In practice, some shale reservoirs such as the Eagle Ford in the United States and the Duvernay in Canada present the challenge of unconventional fluids distribution: shallower in the structure there is black oil, deeper is condensate and even deeper is dry gas. So the fluids distribution is exactly the opposite of what occurs in conventional reservoirs. Differences in burial depth, temperature, and vitrinite reflectance are used to explain this unique distribution.
Ramirez and Aguilera (2014) have shown that fluids in shale reservoirs have remained with approximately the same original distribution (i.e. approximately the same dry gas-condensate contact and approximately the same condensate-oil contact) over geologic time. These fluids are the target of the research results presented in this paper. The investigation involves three basic cases, all of them with horizontal wells.
In the first case, a single porosity compositional simulation is used to investigate the possibility of improved liquid recovery from the condensate container by using dry gas injection obtained from the recycling process plus dry gas from the deeper part of the structure. Fluid properties are similar to those of the Duvernay shale.
In the second case, dual permeability compositional simulations are used to investigate practical aspects of the condensate container that can lead to improved recoveries in the Eagle Ford shale. Sensitivities are run that include bottomhole pressure (BHP), natural fracture permeability and spacing, hydraulic fracture length and spacing, and distance between parallel wells. Results from dual permeability simulations are compared with dual porosity behavior. Fluid properties are similar to those of the Eagle Ford shale.

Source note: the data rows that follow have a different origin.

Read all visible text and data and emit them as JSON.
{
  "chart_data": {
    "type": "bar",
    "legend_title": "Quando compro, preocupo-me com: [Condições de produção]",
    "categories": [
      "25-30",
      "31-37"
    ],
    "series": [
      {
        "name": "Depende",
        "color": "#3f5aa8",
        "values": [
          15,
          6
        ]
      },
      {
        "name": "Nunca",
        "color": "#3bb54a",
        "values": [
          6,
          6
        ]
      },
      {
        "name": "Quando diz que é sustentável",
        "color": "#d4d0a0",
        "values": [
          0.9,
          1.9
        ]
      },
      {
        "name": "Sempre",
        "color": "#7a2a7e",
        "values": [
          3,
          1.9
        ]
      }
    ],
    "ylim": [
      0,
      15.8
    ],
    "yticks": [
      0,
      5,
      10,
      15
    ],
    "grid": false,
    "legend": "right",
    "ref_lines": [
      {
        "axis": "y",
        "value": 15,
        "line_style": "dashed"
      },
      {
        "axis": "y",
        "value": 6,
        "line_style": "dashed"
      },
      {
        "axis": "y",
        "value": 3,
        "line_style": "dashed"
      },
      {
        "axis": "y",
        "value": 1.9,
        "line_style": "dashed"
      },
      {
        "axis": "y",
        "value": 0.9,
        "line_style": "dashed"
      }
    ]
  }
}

In the third case, compositional single porosity, dual porosity and dual permeability simulations are used to study the possibility of injecting gas in the oil container. A cyclic huff and puff gas injection is also investigated. Fluids and rock properties are similar to those of the Eagle Ford shale.
The study leads to the conclusion that dry gas from deeper shales can be put to good use by injecting it into the middle and upper parts of the structure. In the middle part of the structure there is a container where gas condensate is predominant. In here, a re-cycling injection project allows to inject dry gas stripped from the condensate fluids. This is supplemented with dry gas produced from the deeper part of the structure.
In the upper part of the structure there is a container where oil is predominant. In here, injection is implemented using dry gas produced from the deeper part of the structure. Permeability plays a critical role in the case of single porosity simulations. Dual porosity and dual permeability simulations indicate that oil recovery can be enhanced significantly in naturally fractured shales. Diffusion plays a fundamental role on the performance of shale gas injection particularly in the case of naturally fractured shales. It is found that cyclic huff and puff gas injection can help increase oil recovery.
To the best of our knowledge, the idea developed in this paper that includes all fluids (oil, condensate and dry gas) present in the same shale structure within relatively short distances of each other has not been published previously in the literature.